This bug is fixed in Cisco IOS Software Release 12.1(11)EA1 and later.
High CPU Utilization Due to IP Input Process
The Cisco IOS software process called IP input takes care of process-switching IP packets. If the IP input process uses unusually high CPU resources, the switch is process-switching a lot of IP traffic. Refer to Troubleshooting High CPU Utilization in IP Input Process for information on how to troubleshoot high CPU utilization due to the IP input process.
High CPU Utilization Due to GigaStack GBIC Modules
When you insert a GigaStack GBIC in a GBIC module slot, the CPU utilization increases by six percent. This increase occurs for each GigaStack GBIC added to the switch. The VegasPM process in the show processes cpu command output shows this CPU utilization. The VegasPM process manages the Gigastack GBIC operation on the switch.
Cat-3550#show processes cpu CPU utilization for five seconds: 73%/0%; one minute: 67%; five minutes: 66% PID Runtime(ms) Invoked uSecs 5Sec 1Min 5Min TTY Process 1 0 1 0 0.00% 0.00% 0.00% 0 Chunk Manager 2 9008 2476157 3 0.00% 0.00% 0.00% 0 Load Meter 3 700 722 969 0.00% 0.00% 0.00% 0 SpanTree Helper 4 3607596 1260465 2862 0.08% 0.02% 0.00% 0 Check heaps 5 10197340 22011722 463 0.00% 0.01% 0.06% 0 Pool Manager 6 0 2 0 0.00% 0.00% 0.00% 0 Timers 7 32 20 1600 0.00% 0.00% 0.00% 0 Entity MIB API 8 55160 2475564 22 0.00% 0.00% 0.00% 0 HC Counter Timer 9 8469276 82844936 102 0.40% 0.10% 0.08% 0 ARP Input 10 24 1592 15 0.00% 0.00% 0.00% 0 Net Input 11 0 1 0 0.00% 0.00% 0.00% 0 Critical Bkgnd 12 338884 6258667 54 0.00% 0.00% 0.00% 0 Net Background 13 64 1035 61 0.00% 0.00% 0.00% 0 Logger 14 122036 12262545 9 0.00% 0.00% 0.00% 0 TTY Background 15 623312 12262563 50 0.00% 0.00% 0.00% 0 Per-Second Jobs 16 20084 2476157 8 0.00% 0.00% 0.00% 0 Compute load avg 17 1048664 206875 5069 0.00% 0.00% 0.00% 0 Per-minute Jobs 18 0 2 0 0.00% 0.00% 0.00% 0 Vegas Storm Cont 19 8455544 279108955 30 0.08% 0.02% 0.00% 0 Vegas LED Proces 20 0 1 0 0.00% 0.00% 0.00% 0 SCQ_PROCESS 21 1800 2468 729 0.00% 0.00% 0.00% 0 RAM Access 22 8175752 229227255 35 0.00% 0.04% 0.04% 0 SW Frame Ager 23 456 1104 413 0.00% 0.00% 0.00% 0 VLAN Info Update 24 205420 23909802 8 0.00% 0.00% 0.00% 0 L2TM Process 25 44726932 24487858 1826 0.24% 0.37% 0.38% 0 Vegas Statistics 26 617288 23909801 25 0.00% 0.01% 0.00% 0 L3TM 27 4122052 141972837 29 0.00% 0.00% 0.00% 0 HMATM Learn proc 28 197324 12262549 16 0.00% 0.00% 0.00% 0 HMATM Age proces 29 495616 2291212 216 0.00% 0.01% 0.00% 0 VL2MM 30 2175000 18368663 118 0.00% 0.00% 0.00% 0 L3MD 31 142702548 78397696 1820 1.30% 1.13% 1.11% 0 L3MD_STAT 32 0 1 0 0.00% 0.00% 0.00% 0 Vegas Bridging 33 3607116392 397152327 9082 61.46% 63.81% 63.05% 0 VegasPM 34 121392 6295553 19 0.00% 0.00% 0.00% 0 VUR_MGR bg proce !--- Output suppressed.

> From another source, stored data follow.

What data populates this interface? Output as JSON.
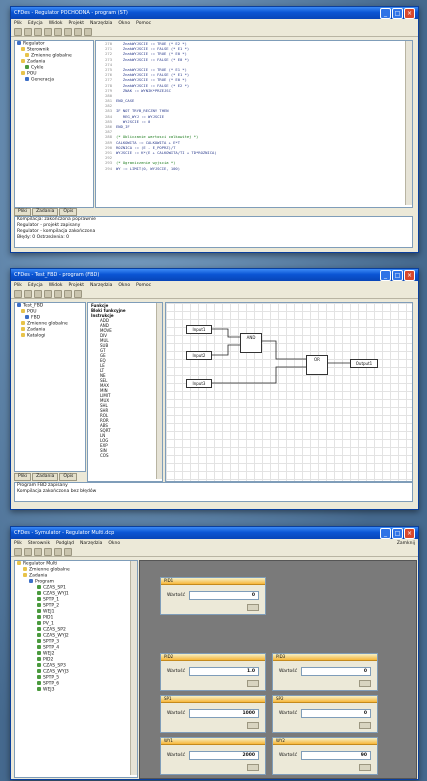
{
  "win1": {
    "title": "CFDes - Regulator POCHODNA - program (ST)",
    "menu": [
      "Plik",
      "Edycja",
      "Widok",
      "Projekt",
      "Narzędzia",
      "Okno",
      "Pomoc"
    ],
    "tree": [
      "Regulator",
      "Sterownik",
      "Zmienne globalne",
      "Zadania",
      "Cykle",
      "POU",
      "Generacja"
    ],
    "tabs": [
      "Pliki",
      "Zadania",
      "Opis"
    ],
    "messages": [
      "Kompilacja: zakończona poprawnie",
      "Regulator - projekt zapisany",
      "Regulator - kompilacja zakończona",
      "Błędy: 0 Ostrzeżenia: 0"
    ],
    "code": [
      {
        "n": "270",
        "t": "   ZnakWYJSCIE := TRUE (* E2 *)"
      },
      {
        "n": "271",
        "t": "   ZnakWYJSCIE := FALSE (* E1 *)"
      },
      {
        "n": "272",
        "t": "   ZnakWYJSCIE := TRUE (* E0 *)"
      },
      {
        "n": "273",
        "t": "   ZnakWYJSCIE := FALSE (* E0 *)"
      },
      {
        "n": "274",
        "t": ""
      },
      {
        "n": "275",
        "t": "   ZnakWYJSCIE := TRUE (* E1 *)"
      },
      {
        "n": "276",
        "t": "   ZnakWYJSCIE := FALSE (* E1 *)"
      },
      {
        "n": "277",
        "t": "   ZnakWYJSCIE := TRUE (* E0 *)"
      },
      {
        "n": "278",
        "t": "   ZnakWYJSCIE := FALSE (* E2 *)"
      },
      {
        "n": "279",
        "t": "   ZNAK := WYNIK*PRZEJSC"
      },
      {
        "n": "280",
        "t": ""
      },
      {
        "n": "281",
        "t": "END_CASE"
      },
      {
        "n": "282",
        "t": ""
      },
      {
        "n": "283",
        "t": "IF NOT TRYB_RECZNY THEN"
      },
      {
        "n": "284",
        "t": "   REG_WYJ := WYJSCIE"
      },
      {
        "n": "285",
        "t": "   WYJSCIE := 0"
      },
      {
        "n": "286",
        "t": "END_IF"
      },
      {
        "n": "287",
        "t": ""
      },
      {
        "n": "288",
        "t": "(* Obliczanie wartosci calkowitej *)",
        "c": true
      },
      {
        "n": "289",
        "t": "CALKOWITA := CALKOWITA + E*T"
      },
      {
        "n": "290",
        "t": "ROZNICA := (E - E_POPRZ)/T"
      },
      {
        "n": "291",
        "t": "WYJSCIE := K*(E + CALKOWITA/TI + TD*ROZNICA)"
      },
      {
        "n": "292",
        "t": ""
      },
      {
        "n": "293",
        "t": "(* Ograniczenie wyjscia *)",
        "c": true
      },
      {
        "n": "294",
        "t": "WY := LIMIT(0, WYJSCIE, 100)"
      }
    ]
  },
  "win2": {
    "title": "CFDes - Test_FBD - program (FBD)",
    "menu": [
      "Plik",
      "Edycja",
      "Widok",
      "Projekt",
      "Narzędzia",
      "Okno",
      "Pomoc"
    ],
    "tree": [
      "Test_FBD",
      "POU",
      "FBD",
      "Zmienne globalne",
      "Zadania",
      "Katalogi"
    ],
    "list": [
      "Funkcje",
      "Bloki funkcyjne",
      "Instrukcje",
      "ADD",
      "AND",
      "MOVE",
      "DIV",
      "MUL",
      "SUB",
      "GT",
      "GE",
      "EQ",
      "LE",
      "LT",
      "NE",
      "SEL",
      "MAX",
      "MIN",
      "LIMIT",
      "MUX",
      "SHL",
      "SHR",
      "ROL",
      "ROR",
      "ABS",
      "SQRT",
      "LN",
      "LOG",
      "EXP",
      "SIN",
      "COS"
    ],
    "tabs": [
      "Pliki",
      "Zadania",
      "Opis"
    ],
    "messages": [
      "Program FBD zapisany",
      "Kompilacja zakończona bez błędów"
    ],
    "blocks": {
      "in1": "Input1",
      "in2": "Input2",
      "in3": "Input3",
      "and": "AND",
      "or": "OR",
      "out": "Output1"
    }
  },
  "win3": {
    "title": "CFDes - Symulator - Regulator Multi.dcp",
    "menu": [
      "Plik",
      "Sterownik",
      "Podgląd",
      "Narzędzia",
      "Okno"
    ],
    "right": "Zamknij",
    "tree": [
      "Regulator Multi",
      "Zmienne globalne",
      "Zadania",
      "Program",
      "CZAS_SP1",
      "CZAS_WYJ1",
      "SPTP_1",
      "SPTP_2",
      "WEJ1",
      "PID1",
      "PV_1",
      "CZAS_SP2",
      "CZAS_WYJ2",
      "SPTP_3",
      "SPTP_4",
      "WEJ2",
      "PID2",
      "CZAS_SP3",
      "CZAS_WYJ3",
      "SPTP_5",
      "SPTP_6",
      "WEJ3"
    ],
    "dialogs": [
      {
        "t": "PID1",
        "l": "Wartość",
        "v": "0"
      },
      {
        "t": "PID2",
        "l": "Wartość",
        "v": "1.0"
      },
      {
        "t": "PID3",
        "l": "Wartość",
        "v": "0"
      },
      {
        "t": "SP1",
        "l": "Wartość",
        "v": "1000"
      },
      {
        "t": "SP2",
        "l": "Wartość",
        "v": "0"
      },
      {
        "t": "WY1",
        "l": "Wartość",
        "v": "2000"
      },
      {
        "t": "WY2",
        "l": "Wartość",
        "v": "90"
      }
    ]
  }
}
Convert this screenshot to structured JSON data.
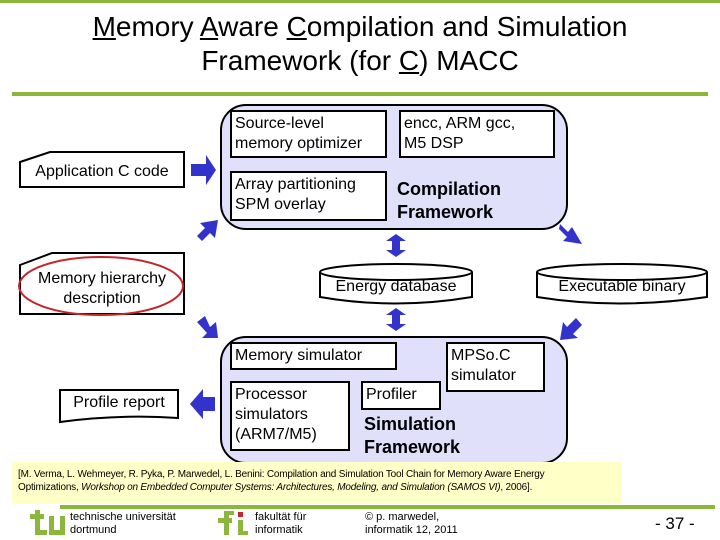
{
  "title": {
    "line1_parts": [
      {
        "text": "M",
        "underline": true
      },
      {
        "text": "emory ",
        "underline": false
      },
      {
        "text": "A",
        "underline": true
      },
      {
        "text": "ware ",
        "underline": false
      },
      {
        "text": "C",
        "underline": true
      },
      {
        "text": "ompilation and Simulation",
        "underline": false
      }
    ],
    "line2_parts": [
      {
        "text": "Framework (for ",
        "underline": false
      },
      {
        "text": "C",
        "underline": true
      },
      {
        "text": ") MACC",
        "underline": false
      }
    ]
  },
  "inputs": {
    "app_code": "Application C code",
    "memory_hierarchy_line1": "Memory hierarchy",
    "memory_hierarchy_line2": "description",
    "profile_report": "Profile report"
  },
  "compilation": {
    "source_level_line1": "Source-level",
    "source_level_line2": "memory optimizer",
    "compilers_line1": "encc, ARM gcc,",
    "compilers_line2": "M5 DSP",
    "array_part_line1": "Array partitioning",
    "array_part_line2": "SPM overlay",
    "label_line1": "Compilation",
    "label_line2": "Framework"
  },
  "databases": {
    "energy": "Energy database",
    "executable": "Executable binary"
  },
  "simulation": {
    "memory_sim": "Memory simulator",
    "mpsoc_line1": "MPSo.C",
    "mpsoc_line2": "simulator",
    "processor_line1": "Processor",
    "processor_line2": "simulators",
    "processor_line3": "(ARM7/M5)",
    "profiler": "Profiler",
    "label_line1": "Simulation",
    "label_line2": "Framework"
  },
  "citation": {
    "line1": "[M. Verma, L. Wehmeyer, R. Pyka, P. Marwedel, L. Benini: Compilation and Simulation Tool Chain for Memory Aware Energy",
    "line2_plain": "Optimizations, ",
    "line2_italic": "Workshop on Embedded Computer Systems: Architectures, Modeling, and Simulation (SAMOS VI)",
    "line2_end": ", 2006]."
  },
  "footer": {
    "tu_line1": "technische universität",
    "tu_line2": "dortmund",
    "fi_line1": "fakultät für",
    "fi_line2": "informatik",
    "copyright_line1": "© p. marwedel,",
    "copyright_line2": "informatik 12,  2011",
    "page": "- 37 -"
  },
  "colors": {
    "accent_green": "#8cb63c",
    "arrow_blue": "#3333cc",
    "frame_fill": "#e0e0fa",
    "highlight_ellipse": "#c0282c",
    "citation_bg": "#ffffc8"
  }
}
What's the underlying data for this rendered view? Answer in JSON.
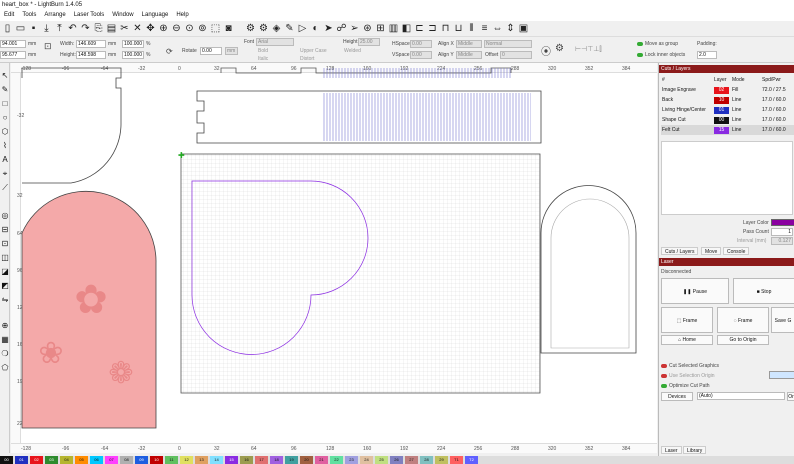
{
  "window": {
    "title": "heart_box * - LightBurn 1.4.05"
  },
  "menu": [
    "Edit",
    "Tools",
    "Arrange",
    "Laser Tools",
    "Window",
    "Language",
    "Help"
  ],
  "toolbar2": {
    "x_val": "94.001",
    "y_val": "95.677",
    "mm1": "mm",
    "mm2": "mm",
    "width_label": "Width:",
    "width_val": "146.609",
    "height_label": "Height:",
    "height_val": "148.598",
    "pct1": "100.000",
    "pct2": "100.000",
    "pct_unit": "%",
    "rotate_label": "Rotate",
    "rotate_val": "0.00",
    "rotate_unit": "mm",
    "font_label": "Font",
    "font_val": "Arial",
    "bold": "Bold",
    "italic": "Italic",
    "upper_case": "Upper Case",
    "welded": "Welded",
    "distort": "Distort",
    "height2_label": "Height",
    "height2_val": "25.00",
    "hspace_label": "HSpace",
    "hspace_val": "0.00",
    "vspace_label": "VSpace",
    "vspace_val": "0.00",
    "alignx_label": "Align X",
    "alignx_val": "Middle",
    "normal_val": "Normal",
    "aligny_label": "Align Y",
    "aligny_val": "Middle",
    "offset_label": "Offset",
    "offset_val": "0",
    "move_as_group": "Move as group",
    "lock_inner": "Lock inner objects",
    "padding_label": "Padding:",
    "padding_val": "2.0"
  },
  "ruler": {
    "top_ticks": [
      "-128",
      "-96",
      "-64",
      "-32",
      "0",
      "32",
      "64",
      "96",
      "128",
      "160",
      "192",
      "224",
      "256",
      "288",
      "320",
      "352",
      "384"
    ],
    "left_ticks": [
      "0",
      "-32",
      "32",
      "64",
      "96",
      "128",
      "160",
      "192",
      "224"
    ],
    "bottom_ticks": [
      "-128",
      "-96",
      "-64",
      "-32",
      "0",
      "32",
      "64",
      "96",
      "128",
      "160",
      "192",
      "224",
      "256",
      "288",
      "320",
      "352",
      "384"
    ]
  },
  "cuts_layers": {
    "header": "Cuts / Layers",
    "columns": [
      "#",
      "Layer",
      "Mode",
      "Spd/Pwr"
    ],
    "rows": [
      {
        "name": "Image Engrave",
        "layer": "02",
        "color": "#e8141b",
        "mode": "Fill",
        "spd": "72.0 / 27.5"
      },
      {
        "name": "Back",
        "layer": "10",
        "color": "#c00000",
        "mode": "Line",
        "spd": "17.0 / 60.0"
      },
      {
        "name": "Living Hinge/Center",
        "layer": "01",
        "color": "#2030c0",
        "mode": "Line",
        "spd": "17.0 / 60.0"
      },
      {
        "name": "Shape Cut",
        "layer": "00",
        "color": "#111111",
        "mode": "Line",
        "spd": "17.0 / 60.0"
      },
      {
        "name": "Felt Cut",
        "layer": "15",
        "color": "#8a2be2",
        "mode": "Line",
        "spd": "17.0 / 60.0"
      }
    ],
    "layer_color_label": "Layer Color",
    "layer_color": "#8a00a0",
    "pass_count_label": "Pass Count",
    "pass_count_val": "1",
    "interval_label": "Interval (mm)",
    "interval_val": "0.127"
  },
  "tabs_top": [
    "Cuts / Layers",
    "Move",
    "Console"
  ],
  "laser": {
    "header": "Laser",
    "status": "Disconnected",
    "pause": "Pause",
    "stop": "Stop",
    "frame1": "Frame",
    "frame2": "Frame",
    "save": "Save G",
    "home": "Home",
    "go_origin": "Go to Origin",
    "cut_selected": "Cut Selected Graphics",
    "use_selection": "Use Selection Origin",
    "optimize": "Optimize Cut Path",
    "devices": "Devices",
    "device_val": "(Auto)",
    "origin_short": "Or"
  },
  "tabs_bottom": [
    "Laser",
    "Library"
  ],
  "palette": [
    {
      "label": "00",
      "color": "#111111"
    },
    {
      "label": "01",
      "color": "#2030c0"
    },
    {
      "label": "02",
      "color": "#e8141b"
    },
    {
      "label": "03",
      "color": "#2e8b2e"
    },
    {
      "label": "04",
      "color": "#b5b52e"
    },
    {
      "label": "05",
      "color": "#ff8c00"
    },
    {
      "label": "06",
      "color": "#00c8ff"
    },
    {
      "label": "07",
      "color": "#ff40ff"
    },
    {
      "label": "08",
      "color": "#b0b0b0"
    },
    {
      "label": "09",
      "color": "#1e5ee0"
    },
    {
      "label": "10",
      "color": "#c00000"
    },
    {
      "label": "11",
      "color": "#60c060"
    },
    {
      "label": "12",
      "color": "#e0e060"
    },
    {
      "label": "13",
      "color": "#e0a060"
    },
    {
      "label": "14",
      "color": "#80e0ff"
    },
    {
      "label": "15",
      "color": "#8a2be2"
    },
    {
      "label": "16",
      "color": "#9c9c50"
    },
    {
      "label": "17",
      "color": "#e07070"
    },
    {
      "label": "18",
      "color": "#a060e0"
    },
    {
      "label": "19",
      "color": "#40a0a0"
    },
    {
      "label": "20",
      "color": "#a06040"
    },
    {
      "label": "21",
      "color": "#e060a0"
    },
    {
      "label": "22",
      "color": "#60e0a0"
    },
    {
      "label": "23",
      "color": "#a0a0e0"
    },
    {
      "label": "24",
      "color": "#e0c0a0"
    },
    {
      "label": "25",
      "color": "#c0e080"
    },
    {
      "label": "26",
      "color": "#8080c0"
    },
    {
      "label": "27",
      "color": "#c08080"
    },
    {
      "label": "28",
      "color": "#80c0c0"
    },
    {
      "label": "29",
      "color": "#c0c060"
    },
    {
      "label": "T1",
      "color": "#ff6060"
    },
    {
      "label": "T2",
      "color": "#6060ff"
    }
  ]
}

As a workaround, if the network design permits, use other types of
GBICs such as fiber. These do not cause additional CPU utilization. Refer to
Cisco bug ID
CSCdx90515
(registered customers only)
for more
information.
High CPU Utilization Due to TTY Background Process
The TTY Background process is a generic process used by all terminal lines (console, aux, async, and so on). Normally there should not be any impact on the performance of the switch, because this process has a lower priority compared to the other processes that need to be scheduled by the Cisco IOS software.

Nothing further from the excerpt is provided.